The saddest day for the happiest man I know

Kirk Reeves was a street performer here in Portland, Oregon. If you ever saw him you would never forget-he was a tall African American in a white tuxedo and Mickey Mouse ears who juggled, told jokes and was always ready to listen to you and try to cheer you up. I think he was the happiest person I’ve ever met in my life. He has always been a fixture at Orycon(and he almost got onto America’s Got Talent), but he was a no-show last weekend at the Con and nobody knew where he was. After I got home from work on Monday my wife told me that he was found dead, but there were no details because they were trying to locate any relatives he might have had back in Boston.
This morning they contacted the relatives, and later today they told us who had took him from us. It was a self-inflicted gunshot wound.

Forget what anyone tells you about panhandlers making hundreds a day and taking a cab home-life on the street is fucking harsh. This guy had good talent and a good outlook on life…and still, the street chewed him up and spit him out. Imagine what it is doing right now to those of lesser fortitude and determination than Kirk had. The street almost killed me, and it did kill him.
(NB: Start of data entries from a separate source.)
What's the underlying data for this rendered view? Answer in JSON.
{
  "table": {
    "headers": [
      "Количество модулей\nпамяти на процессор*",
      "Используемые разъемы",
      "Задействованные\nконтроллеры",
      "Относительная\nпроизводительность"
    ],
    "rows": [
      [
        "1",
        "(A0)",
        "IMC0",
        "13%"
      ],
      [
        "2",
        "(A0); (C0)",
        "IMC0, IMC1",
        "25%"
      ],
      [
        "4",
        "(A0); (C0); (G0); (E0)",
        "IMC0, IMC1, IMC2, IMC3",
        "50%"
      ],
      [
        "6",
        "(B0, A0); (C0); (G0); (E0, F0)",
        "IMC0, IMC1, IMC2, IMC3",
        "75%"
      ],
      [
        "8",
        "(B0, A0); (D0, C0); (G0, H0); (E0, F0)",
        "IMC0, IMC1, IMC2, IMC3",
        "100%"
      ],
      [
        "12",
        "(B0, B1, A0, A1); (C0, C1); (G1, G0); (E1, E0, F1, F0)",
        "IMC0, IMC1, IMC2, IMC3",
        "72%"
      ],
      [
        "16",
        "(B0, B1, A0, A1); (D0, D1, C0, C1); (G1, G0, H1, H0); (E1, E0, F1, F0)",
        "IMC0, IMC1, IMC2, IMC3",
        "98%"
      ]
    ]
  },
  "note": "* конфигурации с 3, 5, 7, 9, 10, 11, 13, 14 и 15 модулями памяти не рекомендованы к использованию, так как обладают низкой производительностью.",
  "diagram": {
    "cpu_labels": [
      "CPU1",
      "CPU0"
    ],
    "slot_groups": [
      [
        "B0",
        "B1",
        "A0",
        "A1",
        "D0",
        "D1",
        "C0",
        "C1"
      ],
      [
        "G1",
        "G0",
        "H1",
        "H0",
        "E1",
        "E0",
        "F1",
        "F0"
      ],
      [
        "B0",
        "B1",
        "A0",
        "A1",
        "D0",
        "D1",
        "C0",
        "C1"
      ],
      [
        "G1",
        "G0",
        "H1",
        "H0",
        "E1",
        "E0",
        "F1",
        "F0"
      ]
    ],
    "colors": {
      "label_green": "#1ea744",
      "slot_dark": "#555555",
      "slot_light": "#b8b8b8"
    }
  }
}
I never heard of this guy, and now I’m sad at his passing. Czarcasm, I’m sorry for you too, it sounds like you will miss him.

Believe me, I(and so many others) will miss him horribly.
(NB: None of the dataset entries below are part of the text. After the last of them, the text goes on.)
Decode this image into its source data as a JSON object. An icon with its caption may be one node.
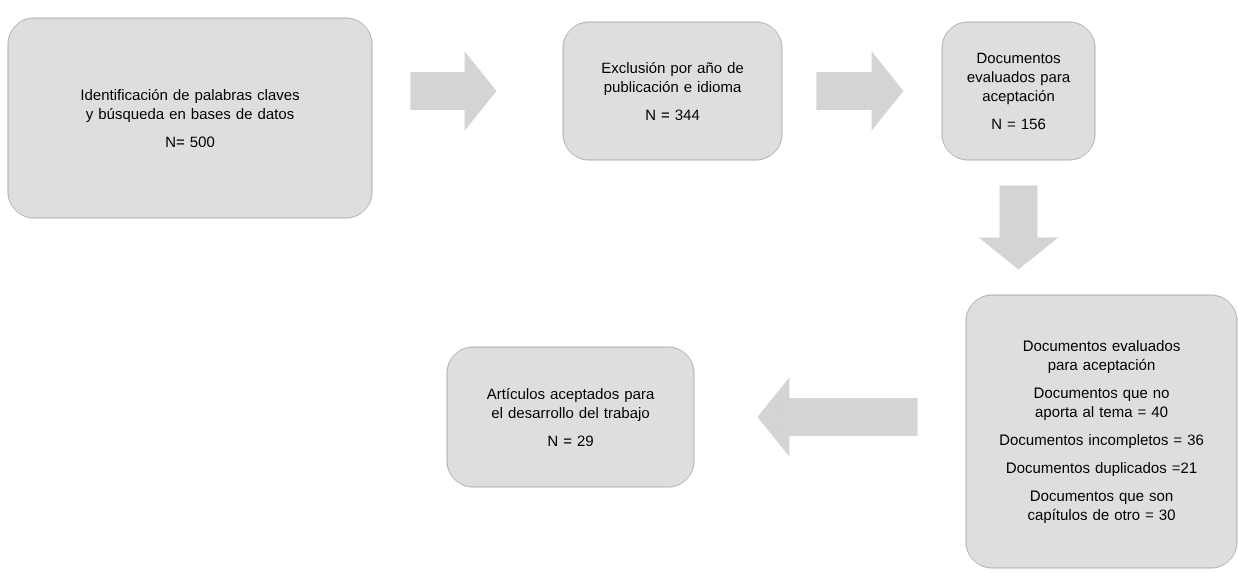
{
  "diagram": {
    "nodes": [
      {
        "text": [
          "Identificación de palabras claves y búsqueda en bases de datos",
          "N= 500"
        ]
      },
      {
        "text": [
          "Exclusión por año de publicación e idioma",
          "N = 344"
        ]
      },
      {
        "text": [
          "Documentos evaluados para aceptación",
          "N = 156"
        ]
      },
      {
        "text": [
          "Documentos evaluados para aceptación",
          "Documentos que no aporta al tema = 40",
          "Documentos incompletos = 36",
          "Documentos duplicados =21",
          "Documentos que son capítulos de otro = 30"
        ]
      },
      {
        "text": [
          "Artículos aceptados para el desarrollo del trabajo",
          "N = 29"
        ]
      }
    ],
    "edges": [
      {
        "from": 0,
        "to": 1,
        "arrow": "to"
      },
      {
        "from": 1,
        "to": 2,
        "arrow": "to"
      },
      {
        "from": 2,
        "to": 3,
        "arrow": "to"
      },
      {
        "from": 3,
        "to": 4,
        "arrow": "to"
      }
    ]
  }
}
I haven’t been here long enough to know who he is, but that’s no way to go. I often see a guy on the bus who paints his skin silver, wears a metallic looking outfit, and makes his living standing silently and manipulating large silver balls with amazing dexterity. I always wonder what his life is like.

If you google his name and Portland you’ve find news about him. All the local channels reported his death, and some had videos on their websites. I still remember watching the Portland episode of America’s Got Talent and seeing him trying to get on. He told me later that contestants were treated rather well and that the hosts would go out and greet them and chat for a bit before the start of the show.
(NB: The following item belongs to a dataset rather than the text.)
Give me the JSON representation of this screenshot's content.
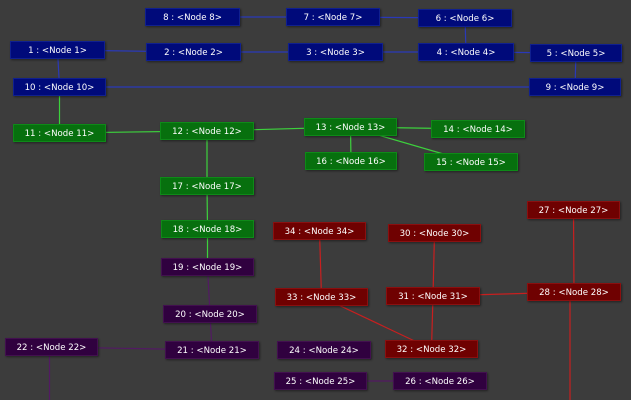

It’s been my experience that many of the people with lifelong, severe depression take a great deal of comfort from making other people happy. Maybe it’s vicarious. Maybe it’s the idea that by lightening someone else’s load, you pay a little of your kharmic rent. But, I also know that it doesn’t cure depression, and those bleak, horrible times come back in, rising up in the soul like toxic tide. I wish he’d been able to find some relief. I hope he’s not in pain anymore. I would have liked to have known him.

Here’s one of those local articles. It is a sad read, to see that someone so energetic in bringing joy to other was quietly suffering himself.

That’s probably true for some people, but many of those who are depressed also learn quickly to hide their depression. No one wants to hear about it. Just be yourself; unless you are are depressed. Nobody wants to be around Debbie Downer, and that is what depression feels like. Put on a happy face, let a smile be your umbrella, laugh and world laughs with you, turn that frown upside down, don’t worry, be happy; those are messages we send to people with depression. So we should not be surprised when the depressed among us suffer in silence until they cannot take it any more. We told them to.